Quand le jeu se passe majoritairement en zone neutre, que les joueurs n’arrivent même pas à saisir une passe en mouvement, qu’il y a des dégagements à profusion, c’est vous dire comment on a eu droit à du hockey sans saveur.

Un septième match décevant

COMMENTAIRE / Étiez-vous devant votre écran pour le septième match de la finale de la Coupe Stanley entre les Blues de St-Louis et les Bruins de Boston? Si vous avez préféré faire une marche avec votre chien dans votre quartier, vous n’avez rien raté. Car le match sans lendemain de la finale entre les Blues et les Bruins a été d’une tristesse inégalée compte-tenu de l’enjeu. Exception faite bien sûr pour les supporteurs des Blues de St-Louis et de David Perron à Sherbrooke qui ne partageront pas mon opinion. Et je peux les comprendre. Ce qui compte après tout, c’est la victoire.

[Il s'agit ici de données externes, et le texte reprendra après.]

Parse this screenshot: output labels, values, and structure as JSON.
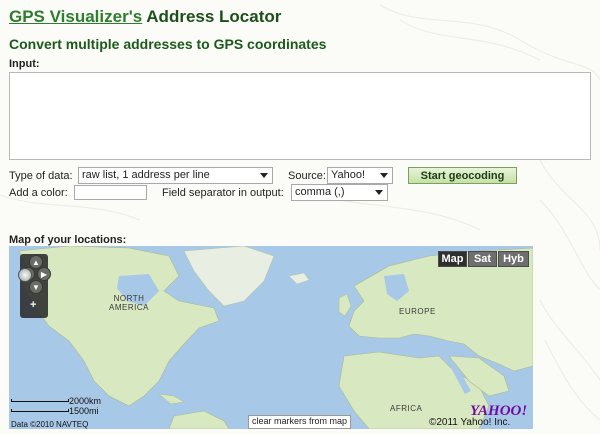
{
  "header": {
    "title_link": "GPS Visualizer's",
    "title_rest": " Address Locator",
    "subtitle": "Convert multiple addresses to GPS coordinates"
  },
  "form": {
    "input_label": "Input:",
    "input_value": "",
    "type_label": "Type of data:",
    "type_value": "raw list, 1 address per line",
    "source_label": "Source:",
    "source_value": "Yahoo!",
    "start_button": "Start geocoding",
    "color_label": "Add a color:",
    "color_value": "",
    "separator_label": "Field separator in output:",
    "separator_value": "comma (,)"
  },
  "map": {
    "section_label": "Map of your locations:",
    "types": [
      "Map",
      "Sat",
      "Hyb"
    ],
    "active_type": "Map",
    "regions": {
      "north_america": "NORTH\nAMERICA",
      "europe": "EUROPE",
      "africa": "AFRICA"
    },
    "scale_km": "2000km",
    "scale_mi": "1500mi",
    "data_credit": "Data ©2010 NAVTEQ",
    "clear_markers": "clear markers from map",
    "copyright": "©2011 Yahoo! Inc.",
    "logo_text": "YAHOO!"
  },
  "colors": {
    "title_green": "#1c5a1c",
    "link_green": "#2e7d2e",
    "ocean": "#a8c8e8",
    "land": "#d8e8c0",
    "button_green": "#c6e0a6"
  }
}
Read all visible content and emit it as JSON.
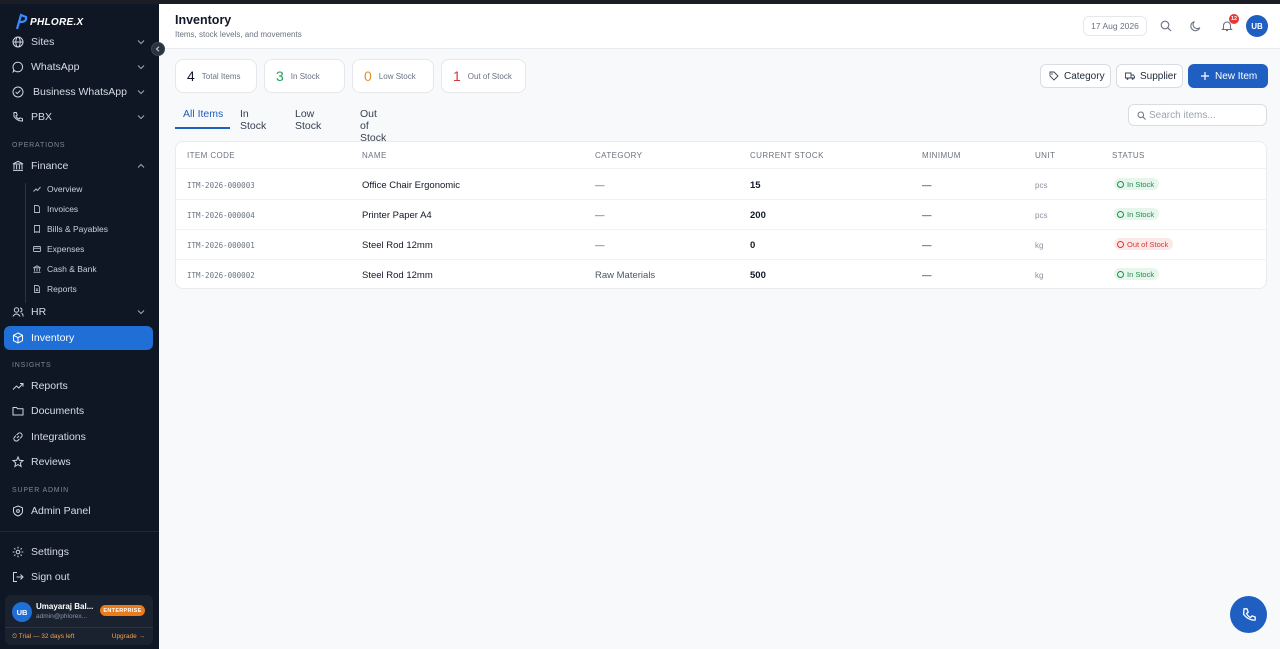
{
  "brand": {
    "logo_text": "PHLORE.X"
  },
  "sidebar": {
    "items_top": [
      {
        "label": "Sites",
        "icon": "globe-icon"
      },
      {
        "label": "WhatsApp",
        "icon": "chat-icon"
      },
      {
        "label": "Business WhatsApp",
        "icon": "whatsapp-icon"
      },
      {
        "label": "PBX",
        "icon": "phone-icon"
      }
    ],
    "section_operations": "OPERATIONS",
    "finance": {
      "label": "Finance",
      "sub": [
        "Overview",
        "Invoices",
        "Bills & Payables",
        "Expenses",
        "Cash & Bank",
        "Reports"
      ]
    },
    "hr": "HR",
    "inventory": "Inventory",
    "section_insights": "INSIGHTS",
    "insights": [
      "Reports",
      "Documents",
      "Integrations",
      "Reviews"
    ],
    "section_superadmin": "SUPER ADMIN",
    "admin_panel": "Admin Panel",
    "settings": "Settings",
    "sign_out": "Sign out",
    "user": {
      "initials": "UB",
      "name": "Umayaraj Bal...",
      "email": "admin@phlorex...",
      "plan": "ENTERPRISE",
      "trial": "⏲ Trial — 32 days left",
      "upgrade": "Upgrade →"
    }
  },
  "header": {
    "title": "Inventory",
    "subtitle": "Items, stock levels, and movements",
    "date": "17 Aug 2026",
    "notif_count": "12",
    "avatar_initials": "UB"
  },
  "stats": [
    {
      "value": "4",
      "label": "Total Items",
      "color": "#111827"
    },
    {
      "value": "3",
      "label": "In Stock",
      "color": "#22a05a"
    },
    {
      "value": "0",
      "label": "Low Stock",
      "color": "#e0912a"
    },
    {
      "value": "1",
      "label": "Out of Stock",
      "color": "#d13b3b"
    }
  ],
  "actions": {
    "category": "Category",
    "supplier": "Supplier",
    "new_item": "New Item"
  },
  "tabs": [
    "All Items",
    "In Stock",
    "Low Stock",
    "Out of Stock"
  ],
  "search": {
    "placeholder": "Search items..."
  },
  "table": {
    "headers": [
      "ITEM CODE",
      "NAME",
      "CATEGORY",
      "CURRENT STOCK",
      "MINIMUM",
      "UNIT",
      "STATUS"
    ],
    "rows": [
      {
        "code": "ITM-2026-000003",
        "name": "Office Chair Ergonomic",
        "category": "—",
        "stock": "15",
        "minimum": "—",
        "unit": "pcs",
        "status": "In Stock",
        "status_kind": "ok"
      },
      {
        "code": "ITM-2026-000004",
        "name": "Printer Paper A4",
        "category": "—",
        "stock": "200",
        "minimum": "—",
        "unit": "pcs",
        "status": "In Stock",
        "status_kind": "ok"
      },
      {
        "code": "ITM-2026-000001",
        "name": "Steel Rod 12mm",
        "category": "—",
        "stock": "0",
        "minimum": "—",
        "unit": "kg",
        "status": "Out of Stock",
        "status_kind": "out"
      },
      {
        "code": "ITM-2026-000002",
        "name": "Steel Rod 12mm",
        "category": "Raw Materials",
        "stock": "500",
        "minimum": "—",
        "unit": "kg",
        "status": "In Stock",
        "status_kind": "ok"
      }
    ]
  },
  "colors": {
    "accent": "#1f5fc2",
    "sidebar_bg": "#0f1724",
    "active_nav": "#1f6fd6"
  }
}
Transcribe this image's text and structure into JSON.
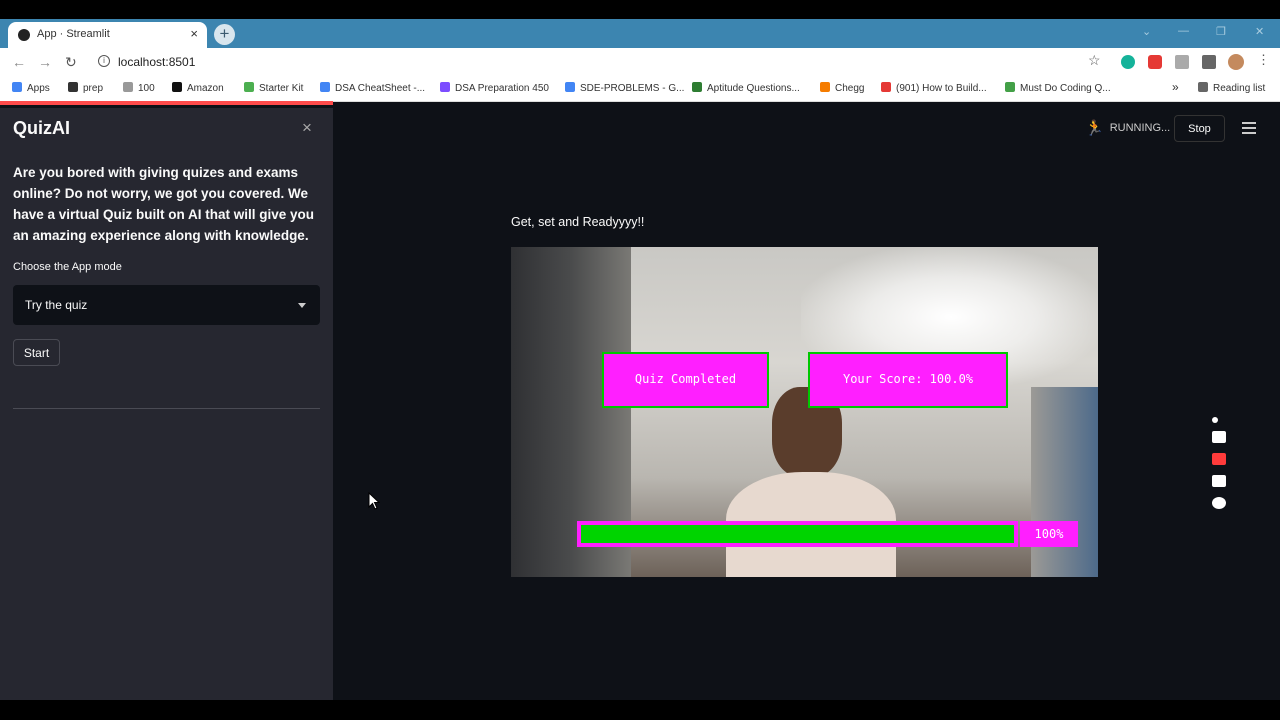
{
  "browser": {
    "tab_title": "App · Streamlit",
    "tab_close": "×",
    "new_tab": "+",
    "url": "localhost:8501",
    "window_controls": [
      "⌄",
      "—",
      "❐",
      "✕"
    ]
  },
  "bookmarks": [
    {
      "label": "Apps",
      "color": "#4285f4"
    },
    {
      "label": "prep",
      "color": "#333333"
    },
    {
      "label": "100",
      "color": "#999999"
    },
    {
      "label": "Amazon",
      "color": "#111111"
    },
    {
      "label": "Starter Kit",
      "color": "#4caf50"
    },
    {
      "label": "DSA CheatSheet -...",
      "color": "#4285f4"
    },
    {
      "label": "DSA Preparation 450",
      "color": "#7c4dff"
    },
    {
      "label": "SDE-PROBLEMS - G...",
      "color": "#4285f4"
    },
    {
      "label": "Aptitude Questions...",
      "color": "#2e7d32"
    },
    {
      "label": "Chegg",
      "color": "#f57c00"
    },
    {
      "label": "(901) How to Build...",
      "color": "#e53935"
    },
    {
      "label": "Must Do Coding Q...",
      "color": "#43a047"
    }
  ],
  "bookmarks_more": "»",
  "reading_list": "Reading list",
  "sidebar": {
    "close": "×",
    "title": "QuizAI",
    "description": "Are you bored with giving quizes and exams online? Do not worry, we got you covered. We have a virtual Quiz built on AI that will give you an amazing experience along with knowledge.",
    "mode_label": "Choose the App mode",
    "mode_value": "Try the quiz",
    "start_label": "Start"
  },
  "header": {
    "status": "RUNNING...",
    "stop_label": "Stop"
  },
  "main": {
    "heading": "Get, set and Readyyyy!!",
    "overlay_complete": "Quiz Completed",
    "overlay_score": "Your Score: 100.0%",
    "progress": 1.0,
    "progress_label": "100%"
  },
  "colors": {
    "overlay_bg": "#ff1fff",
    "overlay_border": "#00c800",
    "progress_fill": "#00d400",
    "accent": "#ff4b4b",
    "app_bg": "#0e1117",
    "sidebar_bg": "#262730"
  }
}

Quand le jeu se passe majoritairement en zone neutre, que les joueurs n’arrivent même pas à saisir une passe en mouvement, qu’il y a des dégagements à profusion, c’est vous dire comment on a eu droit à du hockey sans saveur. Par moments on aurait dit une partie du mois de novembre. On repassera pour le spectacle. Il y a bien eu quelques moments exaltants au troisième vingt lorsque les Bruins de Boston tentaient de remonter la pente. Sauf que le sieur Binnington a été sublime dans son demi-cercle. À l’autre bout de la patinoire, Tuukka Rask est redevenu le gardien que l’on a connu en saison régulière : hésitant dans ses mouvements et soudainement il couvrait moins de surface devant son filet. Décevant de la part du vétéran qui a trouvé le moyen de flancher deux fois sur les quatre premiers tirs en sa direction.

Remontée historique

Il faut tout de même applaudir les Blues pour leur remontée historique, eux qui végétaient dans les bas fonds du classement à la fin de l’année 2018. Dans le futur, les entraîneurs, peu importe la ligue, pourront se servir de l’exemple des Blues pour motiver leur troupe.

Les Blues, avec leur fiche exceptionnelle sur la route dans ces séries, n’ont pas volé leur Coupe Stanley. Leur avance de deux buts était tout ce dont ils avaient besoin pour se sauver la victoire dans ce septième match. Les Bruins ont vécu un véritable cauchemar, eux qui se sont butés à un gardien intraitable. Dans leur longue histoire, les Bruins ont souvent été éliminés par des gardiens qui maîtrisaient leur art à la perfection. Quelques’uns d’entre eux portaient les couleurs du Canadien de Montréal.

Les Blues seront dans la course pour les deux ou trois prochaines années. Quant aux Bruins, avec les Bergeron, Chara, Krejci qui sont vieillissants. Leurs bonnes années sont peut-être derrière eux.

La question qui brûle les lèvres maintenant : David Perron pourra-t-il se présenter à son tournoi à Bromptonville avec la Coupe Stanley cet été?